2026.05.26
コンテナ船社2026年第1四半期決算:運賃下落と中東情勢悪化のダブルパンチ
2026年第1四半期のコンテナ船社決算が出揃い、主要船社軒並みが大幅減益という厳しい結果となった。世界最大手のマースクをはじめ、ハパックロイド、CMA CGM、韓国のHMM、台湾船社各社まで、業界全体で収益が前年同期を大きく下回る状況である。運賃下落に加えて中東情勢悪化の影響も重なり、船社経営にとって複合的な打撃となっている。 2026年第1四半期決算の概要 2026年第1四半期のコンテナ船社決算では、ほぼ全ての主要船社で大幅な減益が確認された。世界最大手のマースクはオーシャン事業で積み高を伸ばしたものの、平均運賃の大幅下落により収益は前年同期を大幅に下回った。 ハパックロイドも同様に損益が悪化し、CMA CGMは輸送量・平均運賃ともに前年同期を下回り赤字転落という深刻な状況となった。アジア勢でも韓国のHMMや台湾船社各社が利益水準を大幅に落としており、業界全体での収益悪化が鮮明となっている。 運賃急落の背景と要因 大幅減益の主因は前年同期からの運賃急落にある。2025年第1四半期は紅海迂回と米中相互関税導入前の駆け込み需要で運賃が高騰していたが、2026年はその反動が色濃く出た形となった。 新造船竣工が継続する中、供給増のペースが需要を上回る状況が運賃の上値を抑制している。さらに米関税政策の不透明感も荷主の出荷判断に影を落とし、需給バランスの悪化に拍車をかけている。 - 前年同期の特殊要因:紅海迂回と駆け込み需要による運賃高騰- 供給過剰:新造船竣工継続による船腹供給増- 政策不透明感:米関税政策による荷主の慎重姿勢 中東情勢悪化の複合的影響 2026年3月の米・イスラエルによるイラン攻撃後、ペルシャ湾岸や中東向け貨物において異例の対応が必要となった。
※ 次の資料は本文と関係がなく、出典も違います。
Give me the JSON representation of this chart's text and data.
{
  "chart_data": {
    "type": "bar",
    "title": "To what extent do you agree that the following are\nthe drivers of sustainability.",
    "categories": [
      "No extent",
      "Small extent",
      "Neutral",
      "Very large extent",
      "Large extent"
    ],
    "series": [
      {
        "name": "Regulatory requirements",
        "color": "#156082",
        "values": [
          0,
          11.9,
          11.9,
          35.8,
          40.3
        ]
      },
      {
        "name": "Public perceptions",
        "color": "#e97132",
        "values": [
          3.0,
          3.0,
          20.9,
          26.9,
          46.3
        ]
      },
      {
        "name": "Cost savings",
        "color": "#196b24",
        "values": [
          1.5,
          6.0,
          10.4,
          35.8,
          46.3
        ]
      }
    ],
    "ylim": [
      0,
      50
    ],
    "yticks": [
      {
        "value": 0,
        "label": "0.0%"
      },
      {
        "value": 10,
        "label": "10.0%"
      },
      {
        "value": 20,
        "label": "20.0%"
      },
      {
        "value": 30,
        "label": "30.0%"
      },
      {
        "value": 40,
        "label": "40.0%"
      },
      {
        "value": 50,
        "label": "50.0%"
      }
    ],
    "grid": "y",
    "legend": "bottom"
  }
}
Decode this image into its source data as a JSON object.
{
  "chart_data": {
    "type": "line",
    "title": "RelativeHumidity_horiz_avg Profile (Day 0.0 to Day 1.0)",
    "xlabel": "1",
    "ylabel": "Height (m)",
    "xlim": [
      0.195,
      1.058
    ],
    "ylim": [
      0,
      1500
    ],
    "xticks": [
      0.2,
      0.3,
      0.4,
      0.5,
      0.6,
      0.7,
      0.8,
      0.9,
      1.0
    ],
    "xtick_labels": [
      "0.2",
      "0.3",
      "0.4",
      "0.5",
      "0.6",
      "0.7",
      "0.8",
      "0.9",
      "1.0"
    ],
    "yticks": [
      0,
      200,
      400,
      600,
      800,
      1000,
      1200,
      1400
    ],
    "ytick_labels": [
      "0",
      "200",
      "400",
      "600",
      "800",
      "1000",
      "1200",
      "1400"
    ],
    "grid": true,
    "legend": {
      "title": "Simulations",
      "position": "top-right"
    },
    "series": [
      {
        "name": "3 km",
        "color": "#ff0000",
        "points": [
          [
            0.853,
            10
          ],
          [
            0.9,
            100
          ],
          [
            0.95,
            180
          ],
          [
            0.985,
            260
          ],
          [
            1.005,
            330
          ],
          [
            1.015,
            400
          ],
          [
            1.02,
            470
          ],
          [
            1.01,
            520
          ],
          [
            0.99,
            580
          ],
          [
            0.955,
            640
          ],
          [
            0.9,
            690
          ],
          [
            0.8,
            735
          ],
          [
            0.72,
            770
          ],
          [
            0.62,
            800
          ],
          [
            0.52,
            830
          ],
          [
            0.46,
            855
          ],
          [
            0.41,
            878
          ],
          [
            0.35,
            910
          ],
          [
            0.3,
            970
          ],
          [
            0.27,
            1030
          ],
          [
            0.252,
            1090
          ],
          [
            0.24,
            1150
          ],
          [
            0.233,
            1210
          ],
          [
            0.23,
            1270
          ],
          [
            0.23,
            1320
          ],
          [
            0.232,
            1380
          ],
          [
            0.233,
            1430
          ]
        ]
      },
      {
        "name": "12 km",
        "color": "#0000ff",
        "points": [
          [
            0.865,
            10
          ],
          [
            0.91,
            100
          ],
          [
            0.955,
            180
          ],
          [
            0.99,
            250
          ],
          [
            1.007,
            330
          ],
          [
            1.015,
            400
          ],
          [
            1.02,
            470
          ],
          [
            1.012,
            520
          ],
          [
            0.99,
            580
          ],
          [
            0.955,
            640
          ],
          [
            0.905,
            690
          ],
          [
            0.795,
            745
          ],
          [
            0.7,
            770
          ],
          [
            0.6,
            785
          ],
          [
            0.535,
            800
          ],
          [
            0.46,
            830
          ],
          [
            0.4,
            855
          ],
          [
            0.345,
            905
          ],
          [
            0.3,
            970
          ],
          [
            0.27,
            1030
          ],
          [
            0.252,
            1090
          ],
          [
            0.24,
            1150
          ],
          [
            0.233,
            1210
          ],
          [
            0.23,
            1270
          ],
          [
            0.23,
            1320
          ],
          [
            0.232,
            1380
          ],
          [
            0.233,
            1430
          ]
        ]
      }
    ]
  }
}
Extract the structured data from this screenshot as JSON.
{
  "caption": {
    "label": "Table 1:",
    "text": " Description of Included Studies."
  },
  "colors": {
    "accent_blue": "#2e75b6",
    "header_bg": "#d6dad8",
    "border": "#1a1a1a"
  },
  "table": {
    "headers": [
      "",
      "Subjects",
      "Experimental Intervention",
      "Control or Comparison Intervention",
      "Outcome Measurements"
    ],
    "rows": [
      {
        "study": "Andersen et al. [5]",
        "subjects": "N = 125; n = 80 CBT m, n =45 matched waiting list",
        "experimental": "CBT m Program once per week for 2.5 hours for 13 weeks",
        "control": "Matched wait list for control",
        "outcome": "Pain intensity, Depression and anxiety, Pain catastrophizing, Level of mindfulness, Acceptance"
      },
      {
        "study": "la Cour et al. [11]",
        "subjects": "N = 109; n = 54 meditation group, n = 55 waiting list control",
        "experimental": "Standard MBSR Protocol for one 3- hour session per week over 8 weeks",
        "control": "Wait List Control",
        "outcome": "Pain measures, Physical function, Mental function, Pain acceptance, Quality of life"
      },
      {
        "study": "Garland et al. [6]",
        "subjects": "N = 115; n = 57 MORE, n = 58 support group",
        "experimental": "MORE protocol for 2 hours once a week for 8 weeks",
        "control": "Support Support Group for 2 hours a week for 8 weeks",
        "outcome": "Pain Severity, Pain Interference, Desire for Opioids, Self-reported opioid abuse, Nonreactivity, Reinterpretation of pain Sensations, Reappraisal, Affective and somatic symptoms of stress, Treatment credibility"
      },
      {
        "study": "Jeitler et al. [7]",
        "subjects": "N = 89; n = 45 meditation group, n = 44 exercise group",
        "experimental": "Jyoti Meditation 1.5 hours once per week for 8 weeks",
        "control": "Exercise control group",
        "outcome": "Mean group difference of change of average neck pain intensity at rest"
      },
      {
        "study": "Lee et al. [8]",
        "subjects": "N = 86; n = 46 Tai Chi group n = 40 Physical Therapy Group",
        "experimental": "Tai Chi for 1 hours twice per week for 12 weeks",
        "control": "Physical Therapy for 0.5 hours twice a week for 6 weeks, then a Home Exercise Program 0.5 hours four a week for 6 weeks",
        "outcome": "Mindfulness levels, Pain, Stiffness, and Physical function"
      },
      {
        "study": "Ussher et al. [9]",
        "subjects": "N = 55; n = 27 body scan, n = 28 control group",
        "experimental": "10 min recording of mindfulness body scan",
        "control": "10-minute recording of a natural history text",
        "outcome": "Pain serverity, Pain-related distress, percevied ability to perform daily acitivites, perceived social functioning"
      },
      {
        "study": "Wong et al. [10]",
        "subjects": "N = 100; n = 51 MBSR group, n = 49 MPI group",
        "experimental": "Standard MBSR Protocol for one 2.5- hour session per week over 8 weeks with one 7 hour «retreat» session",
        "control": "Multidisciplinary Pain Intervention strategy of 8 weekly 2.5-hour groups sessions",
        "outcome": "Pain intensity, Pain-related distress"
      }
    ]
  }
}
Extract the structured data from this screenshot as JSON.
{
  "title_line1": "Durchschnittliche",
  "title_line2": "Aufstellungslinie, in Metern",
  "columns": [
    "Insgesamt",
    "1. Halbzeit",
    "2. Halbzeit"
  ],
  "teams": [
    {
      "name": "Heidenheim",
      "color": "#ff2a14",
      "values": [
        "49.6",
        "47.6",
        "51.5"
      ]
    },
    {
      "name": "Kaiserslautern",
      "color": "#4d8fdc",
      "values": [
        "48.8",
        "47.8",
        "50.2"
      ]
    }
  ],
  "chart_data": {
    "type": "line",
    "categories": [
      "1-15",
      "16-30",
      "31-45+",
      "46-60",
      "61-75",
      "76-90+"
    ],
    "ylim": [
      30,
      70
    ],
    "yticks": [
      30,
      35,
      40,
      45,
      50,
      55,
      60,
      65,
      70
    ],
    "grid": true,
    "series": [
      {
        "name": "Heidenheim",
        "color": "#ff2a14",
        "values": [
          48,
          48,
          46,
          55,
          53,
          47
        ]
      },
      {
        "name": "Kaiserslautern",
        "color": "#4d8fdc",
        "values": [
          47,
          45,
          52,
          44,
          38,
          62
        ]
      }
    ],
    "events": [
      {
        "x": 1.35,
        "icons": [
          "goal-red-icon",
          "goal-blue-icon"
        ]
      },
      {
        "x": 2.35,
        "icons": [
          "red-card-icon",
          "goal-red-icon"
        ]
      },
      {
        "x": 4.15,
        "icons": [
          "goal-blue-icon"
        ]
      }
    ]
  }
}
運航停止、抜港、迂回、積み替え、代替港転送など、通常では考えられない運航変更が相次いでいる。 ただし、第1四半期決算に反映されるのは3月分のみのため、中東情勢の真の影響は見えづらい状況である。本格的な影響は第2四半期以降の決算で明らかになると予想される。 燃油価格急騰とコスト圧迫 中東情勢悪化に伴い燃油価格が急騰している。迂回航行により航行距離が延長され燃料消費量が増加し、さらに燃油価格上昇で燃料費負担が急拡大している状況だ。 アジア-欧州航路では喜望峰回りでスエズ運河経由より約40%航行距離が延長されるため、燃料費負担の増加は深刻な問題となっている。 各社の対応策とサーチャージ戦略 各船社は4月以降、緊急燃油サーチャージや各種追加サーチャージの導入・引き上げでコスト回収を急いでいる。燃油サーチャージについては原油価格の変動に連動した仕組みの見直しも検討されている状況だ。 しかし、運賃市況が軟調な中でのサーチャージ転嫁には限界もあり、船社の収益圧迫要因となっている。 市況転換の兆しと今後の展望 足元では中東情勢の不透明感とピークシーズン貨物の前倒し出荷観測を背景に、主要航路で運賃上昇が進んでいる。ただし、供給過剰構造が根本的に解決していない中での上昇は地政学リスクプレミアムの性格が強い。 このため、情勢安定化とともに再び運賃が下落する可能性も指摘されており、持続的な回復には時間を要すると考えられる。 日本企業への影響 運賃上昇とサーチャージ増により輸入コストが上昇している。日本の商社や製造業では以下の対応策が加速している: - サプライチェーンの多様化- 東南アジア経由での調達拡大 - 在庫戦略の見直し- 輸送ルートの再編 4-6月期以降の本格的影響 4-6月期以降、燃油高と輸送混乱対応の追加コストが本格的に船社業績を圧迫する見込みである。中東情勢の長期化でサーチャージによるコスト転嫁が進めば、荷主の輸送コスト負担が急増し、最終的には消費者価格にも影響が及ぶ可能性が高い。 船社各社は短期的なコスト増への対応に追われる一方で、中長期的な航路網の再編や効率化投資も迫られており、業界再編の動きも加速する可能性がある。地政学リスクの常態化を前提とした新たなビジネスモデルの構築が、各社に求められている状況と言えるだろう。